The IE 8 vulnerability became news after researchers from the Zero Day Initiative (ZDI), a security research group within Hewlett-Packard, released details about the exploit after waiting months for Microsoft to acknowledge the issue. In most situations, ZDI withholds key information about newly found exploits to protect the public from malicious users who have yet to discover the vulnerability and only releases this information in the even that a publisher ignores the warning or does nothing to rectify the problem.

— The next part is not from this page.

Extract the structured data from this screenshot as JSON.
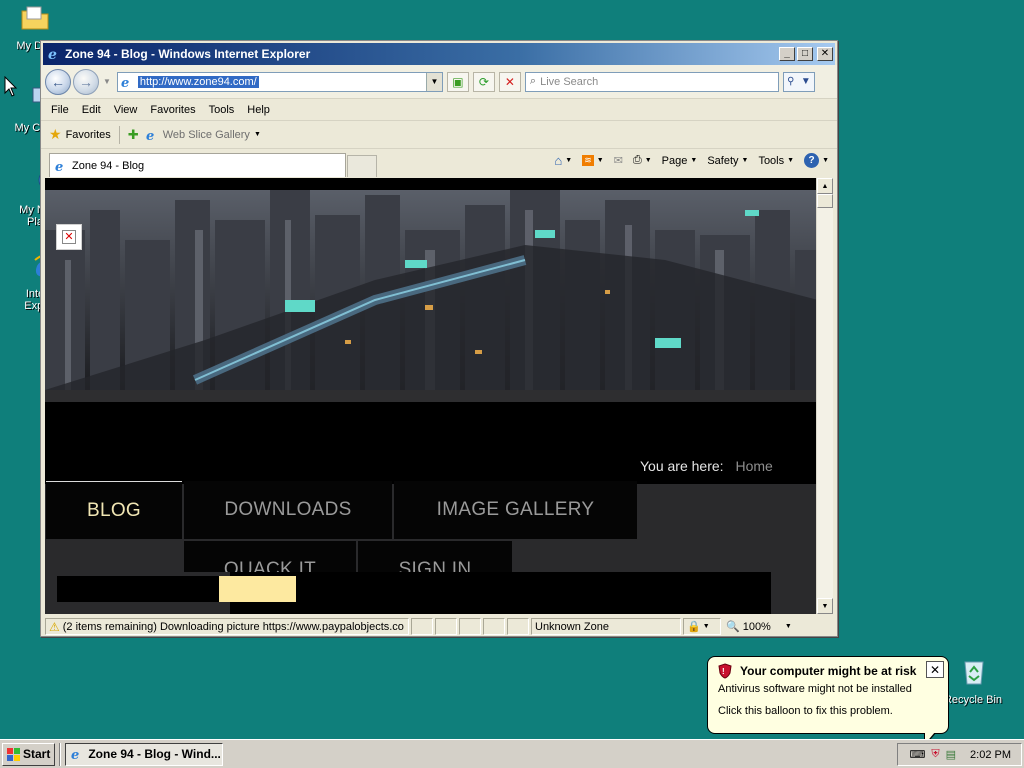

The exploit is a "use-after-free" flaw and deals with how IE 8 handles CMarkup objects. In order to exploit the flaw, an attacker would only need to induce the user to visit a website designed with malicious code. If the lure is successful, the attackers would be given the same rights as the user on the vulnerable computer. This would give the hackers the ability to run nearly any arbitrary code.
How to protect yourself
In the advisory, the researchers at ZDI provided a recommendation to users who still actively use the Internet Explorer 8 browser.
First, users must set Internet security zones settings for the IE 8 browser to High. This setting can be found in the Security tab of IE 8's Internet Options. To make the change, move the slider up until the setting shows High. Making this change will block ActiveX controls and also Active Scripting.
The researchers also suggested installing the Enhanced Mitigation Experience Toolkit (EMET) as well, believing that this will also provide more defense in the face of the un-patched vulnerability.